My research has also identified neglected and underutilized crop species with potential to address persistent challenges of food and nutrition security in Ghana, including those imposed by climate change and bad environmental management practices. In 2014, I led a baseline survey in five of the six agro-ecological zones in Ghana and identified and profiled indigenous crop species adapted to the different environmental conditions that hold potential to address food security issues. From a grant awarded by the Open Society Foundation (OSF) through the African Climate Change Adaptation Initiative (ACCAI) of the University of Ghana (UG), my graduate student and I conducted morphological and molecular characterization of 57 Solenostemon rotundifolius (Frafra potato) accessions from the Upper East, Upper West and the Northern Regions of Ghana, with the aim of identifying and selecting accessions with potential for commercial production. Realizing the importance of improving the utilization of Frafra potato to enhance its economic importance, I have partnered with the Department of Family and Consumer Sciences of the University of Ghana to evaluate the potential of Frafra potato flour as a partial substitute for wheat flour in bread making.

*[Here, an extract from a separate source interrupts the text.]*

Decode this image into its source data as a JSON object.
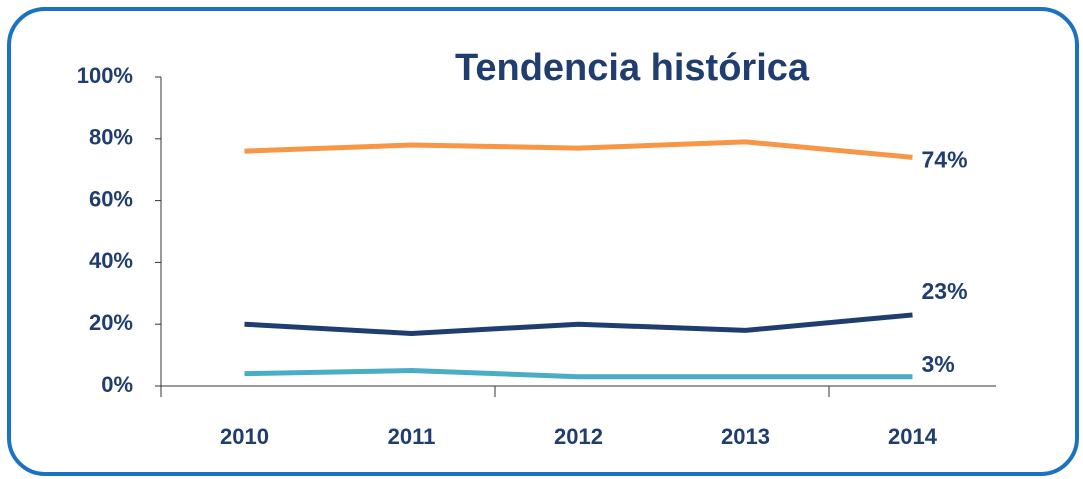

In partnership with the Peasant Farmers Association of Ghana (PFAG) and the Department of Agricultural Economics and Agribusiness, I currently serve as a representative of ACCAI-UG, contributing my expertise in horticulture and general agricultural science, to a project on climate change and farmer perceptions in Ghana. On this project, “Agroecology/Sustainable Farming and Food Systems, and Political Participation of Small Scale Farmers in Ghana”, we recently completed a baseline survey in the study areas of the Ashanti, Brong-Ahafo and Northern Regions of Ghana, and will use the information obtained from this survey to assess climate change resilience and the potential for adoption of sustainable agricultural practices among smallholder farmers. The goal of the project is to identify appropriate technologies, as well as promote the use of alternative farming practices to improve nutrient recycling, reforestation and soil sustainability, amongst others. In follow-up discussions on presentations I gave to key stakeholders (farmers and other project partners) in Techiman in the Brong-Ahafo Region, we assessed findings from the baseline survey and have mapped out strategies for further implementation of the project.

Working with local and international collaborators, my short-term research goals include using my knowledge in biotechnology systems to develop in vitro protocols for C. sanguinolenta and the characterization of S. rotundifolius, an indigenous tuber crop in Ghana with the potential to become a food security crop. My immediate aim will be to supply interested medicinal plant collectors with planting material for the cultivation of C. sanguinolenta and conduct additional research to improve the tuber sizes of S. rotundifolius. Over the long term, I plan to utilize my expertise in biotechnology and knowledge of plant cropping cycles for the preservation of biodiversity and conservation of other important indigenous plant species, working with farmer groups such as PFAG to promote the adoption of climate-smart agricultural practices that would increase productivity and crop yield among small-scale farmers across Ghana.